Good thing I don’t have to drive, Joan thought. I’d probably hit someone.
Swarm of Bees
On Tuesday Joan walked from work to the police station. Climbing worn limestone steps to a desk that almost reached her chin, she felt like a child again and half-expected her old librarian to scold her for leaving chocolate thumbprints on a book.
But the young man behind the glass looked more like Andrew. She smiled up at him.
“I’m Joan Spencer,” she said into the grille. “Fred Lundquist has a key for me.”
He picked up a phone and
spoke into it so softly that she couldn’t hear what he was saying about her.
“Wait there, please, ma’am,” he said, pointing to a wooden bench along the wall.
Joan took a hard seat at one end and looked around. Not much to see. Two men in sports coats chatting at the vending machines down the hall, doors marked MEN and WOMEN, a flight of steps where the hall turned left.
Stale butts threatened to overflow the ashtrays at both ends of the bench. She slid to the middle, but the bench was too short to help her nose.
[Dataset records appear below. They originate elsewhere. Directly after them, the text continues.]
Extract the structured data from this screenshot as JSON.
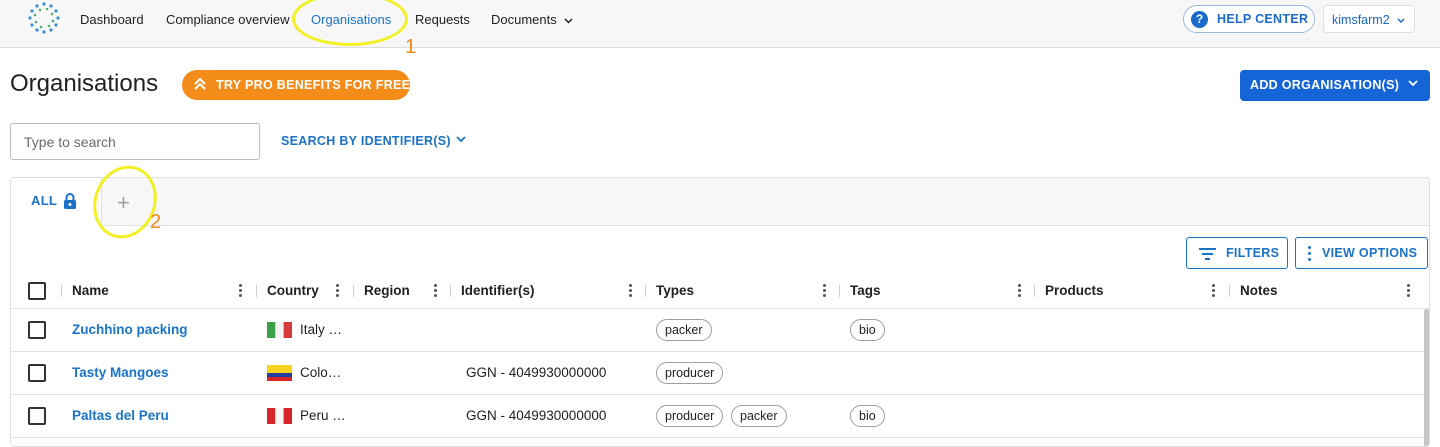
{
  "nav": {
    "items": [
      "Dashboard",
      "Compliance overview",
      "Organisations",
      "Requests",
      "Documents"
    ],
    "active": "Organisations",
    "help_label": "HELP CENTER",
    "help_icon": "question-circle-icon",
    "user_label": "kimsfarm2"
  },
  "page": {
    "title": "Organisations",
    "pro_label": "TRY PRO BENEFITS FOR FREE",
    "add_label": "ADD ORGANISATION(S)"
  },
  "search": {
    "placeholder": "Type to search",
    "by_identifier_label": "SEARCH BY IDENTIFIER(S)"
  },
  "tabs": {
    "all_label": "ALL",
    "add_label": "+"
  },
  "toolbar": {
    "filters_label": "FILTERS",
    "view_options_label": "VIEW OPTIONS"
  },
  "table": {
    "columns": [
      "Name",
      "Country",
      "Region",
      "Identifier(s)",
      "Types",
      "Tags",
      "Products",
      "Notes"
    ],
    "rows": [
      {
        "name": "Zuchhino packing",
        "country": "Italy …",
        "flag": "italy",
        "identifier": "",
        "types": [
          "packer"
        ],
        "tags": [
          "bio"
        ]
      },
      {
        "name": "Tasty Mangoes",
        "country": "Colo…",
        "flag": "colombia",
        "identifier": "GGN - 4049930000000",
        "types": [
          "producer"
        ],
        "tags": []
      },
      {
        "name": "Paltas del Peru",
        "country": "Peru …",
        "flag": "peru",
        "identifier": "GGN - 4049930000000",
        "types": [
          "producer",
          "packer"
        ],
        "tags": [
          "bio"
        ]
      }
    ]
  },
  "annotations": [
    "1",
    "2"
  ],
  "colors": {
    "accent": "#1a73c9",
    "primary_button": "#1565d8",
    "pro_button": "#f48c1a",
    "annotation_ring": "#f0f022",
    "annotation_number": "#f08a1c"
  }
}
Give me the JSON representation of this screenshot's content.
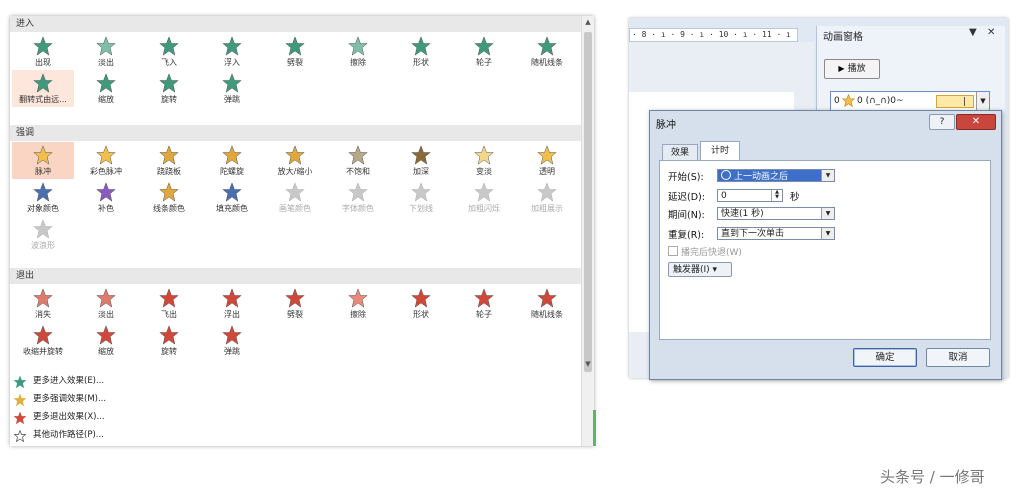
{
  "gallery": {
    "sections": [
      {
        "title": "进入",
        "items": [
          {
            "label": "出现",
            "color": "#3e9a7a",
            "state": "normal"
          },
          {
            "label": "淡出",
            "color": "#7fbfa8",
            "state": "normal"
          },
          {
            "label": "飞入",
            "color": "#3e9a7a",
            "state": "normal"
          },
          {
            "label": "浮入",
            "color": "#3e9a7a",
            "state": "normal"
          },
          {
            "label": "劈裂",
            "color": "#3e9a7a",
            "state": "normal"
          },
          {
            "label": "擦除",
            "color": "#7fbfa8",
            "state": "normal"
          },
          {
            "label": "形状",
            "color": "#3e9a7a",
            "state": "normal"
          },
          {
            "label": "轮子",
            "color": "#3e9a7a",
            "state": "normal"
          },
          {
            "label": "随机线条",
            "color": "#3e9a7a",
            "state": "normal"
          },
          {
            "label": "翻转式由远...",
            "color": "#3e9a7a",
            "state": "selected-light"
          },
          {
            "label": "缩放",
            "color": "#3e9a7a",
            "state": "normal"
          },
          {
            "label": "旋转",
            "color": "#3e9a7a",
            "state": "normal"
          },
          {
            "label": "弹跳",
            "color": "#3e9a7a",
            "state": "normal"
          }
        ]
      },
      {
        "title": "强调",
        "items": [
          {
            "label": "脉冲",
            "color": "#f2c04a",
            "state": "selected"
          },
          {
            "label": "彩色脉冲",
            "color": "#f2c04a",
            "state": "normal"
          },
          {
            "label": "跷跷板",
            "color": "#e0a83a",
            "state": "normal"
          },
          {
            "label": "陀螺旋",
            "color": "#e0a83a",
            "state": "normal"
          },
          {
            "label": "放大/缩小",
            "color": "#e0a83a",
            "state": "normal"
          },
          {
            "label": "不饱和",
            "color": "#b8a88a",
            "state": "normal"
          },
          {
            "label": "加深",
            "color": "#8a6a3a",
            "state": "normal"
          },
          {
            "label": "变淡",
            "color": "#f4d78a",
            "state": "normal"
          },
          {
            "label": "透明",
            "color": "#f2c04a",
            "state": "normal"
          },
          {
            "label": "对象颜色",
            "color": "#4a6fb0",
            "state": "normal"
          },
          {
            "label": "补色",
            "color": "#8a5ac0",
            "state": "normal"
          },
          {
            "label": "线条颜色",
            "color": "#e0a83a",
            "state": "normal"
          },
          {
            "label": "填充颜色",
            "color": "#4a6fb0",
            "state": "normal"
          },
          {
            "label": "画笔颜色",
            "color": "#c8c8c8",
            "state": "disabled"
          },
          {
            "label": "字体颜色",
            "color": "#c8c8c8",
            "state": "disabled"
          },
          {
            "label": "下划线",
            "color": "#c8c8c8",
            "state": "disabled"
          },
          {
            "label": "加粗闪烁",
            "color": "#c8c8c8",
            "state": "disabled"
          },
          {
            "label": "加粗展示",
            "color": "#c8c8c8",
            "state": "disabled"
          },
          {
            "label": "波浪形",
            "color": "#c8c8c8",
            "state": "disabled"
          }
        ]
      },
      {
        "title": "退出",
        "items": [
          {
            "label": "消失",
            "color": "#e07a6a",
            "state": "normal"
          },
          {
            "label": "淡出",
            "color": "#e07a6a",
            "state": "normal"
          },
          {
            "label": "飞出",
            "color": "#d0483a",
            "state": "normal"
          },
          {
            "label": "浮出",
            "color": "#d0483a",
            "state": "normal"
          },
          {
            "label": "劈裂",
            "color": "#d0483a",
            "state": "normal"
          },
          {
            "label": "擦除",
            "color": "#e88a7a",
            "state": "normal"
          },
          {
            "label": "形状",
            "color": "#d0483a",
            "state": "normal"
          },
          {
            "label": "轮子",
            "color": "#d0483a",
            "state": "normal"
          },
          {
            "label": "随机线条",
            "color": "#d0483a",
            "state": "normal"
          },
          {
            "label": "收缩并旋转",
            "color": "#d0483a",
            "state": "normal"
          },
          {
            "label": "缩放",
            "color": "#d0483a",
            "state": "normal"
          },
          {
            "label": "旋转",
            "color": "#d0483a",
            "state": "normal"
          },
          {
            "label": "弹跳",
            "color": "#d0483a",
            "state": "normal"
          }
        ]
      }
    ],
    "more_links": [
      {
        "label": "更多进入效果(E)...",
        "color": "#3e9a7a",
        "outline": false
      },
      {
        "label": "更多强调效果(M)...",
        "color": "#e0b040",
        "outline": false
      },
      {
        "label": "更多退出效果(X)...",
        "color": "#d0483a",
        "outline": false
      },
      {
        "label": "其他动作路径(P)...",
        "color": "#ffffff",
        "outline": true
      }
    ]
  },
  "ppt": {
    "ruler_text": "· 8 · ı · 9 · ı · 10 · ı · 11 · ı · 12 · ı",
    "anim_pane": {
      "title": "动画窗格",
      "dropdown_glyph": "▼",
      "close_glyph": "✕",
      "play_label": "播放",
      "item_seq": "0",
      "item_name": "0 (∩_∩)0~",
      "item_star_color": "#f2c04a"
    }
  },
  "dialog": {
    "title": "脉冲",
    "help": "?",
    "close": "✕",
    "tabs": [
      "效果",
      "计时"
    ],
    "start_label": "开始(S):",
    "start_value": "上一动画之后",
    "delay_label": "延迟(D):",
    "delay_value": "0",
    "delay_unit": "秒",
    "duration_label": "期间(N):",
    "duration_value": "快速(1 秒)",
    "repeat_label": "重复(R):",
    "repeat_value": "直到下一次单击",
    "rewind_label": "播完后快退(W)",
    "trigger_label": "触发器(I) ▾",
    "ok_label": "确定",
    "cancel_label": "取消"
  },
  "watermark": "头条号 / 一修哥"
}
It was quieter than she’d expected. The words of the men at the vending machines didn’t reach her ears. From behind the desk came occasional computer beeps and unintelligible bursts from the police radio, the volume lower than she’d ever heard it.
Maybe that’s because they’re right on top of it here, she thought. Nothing like when they’re outside.
Then Fred came trotting down the stairs, pulling on a jacket and smoothing his remaining blond hair. Older, but a hunk, Carolyn What’s-her-name had said, and Joan had been sure she meant Fred.
She went to meet him.
“Fred, I’m awfully glad to see you.” (Where have you been all winter?) “But I’m sorry to put you out like this.”
“It’s no trouble.” He took the hand she offered and smiled down at her, crinkling the corners of his blue eyes. “You may not even need the key. They’re still hard at it. Come on, I’ll walk you over.”
He waved a forefinger at the desk as they went by, held the door for her, and strolled across the street with her to the Sagamore Inn. No small talk.
Outside, he inhaled deeply. No wonder, Joan thought, glad to be back in air worth breathing.
Up close, the racket coming from the inn’s unscreened windows left no doubt that, at half past five, “they” were indeed hard at something.
“Oh, Fred, you’re right,” she said ruefully. “It is still open. I should have checked for myself.”
“I need to look in anyway, check on the kids.”
“Kids?”
“A couple of kids spend the night with the quilts. Sometimes more than a couple—it gets to be a revolving slumber party. We’re on call if there’s trouble.”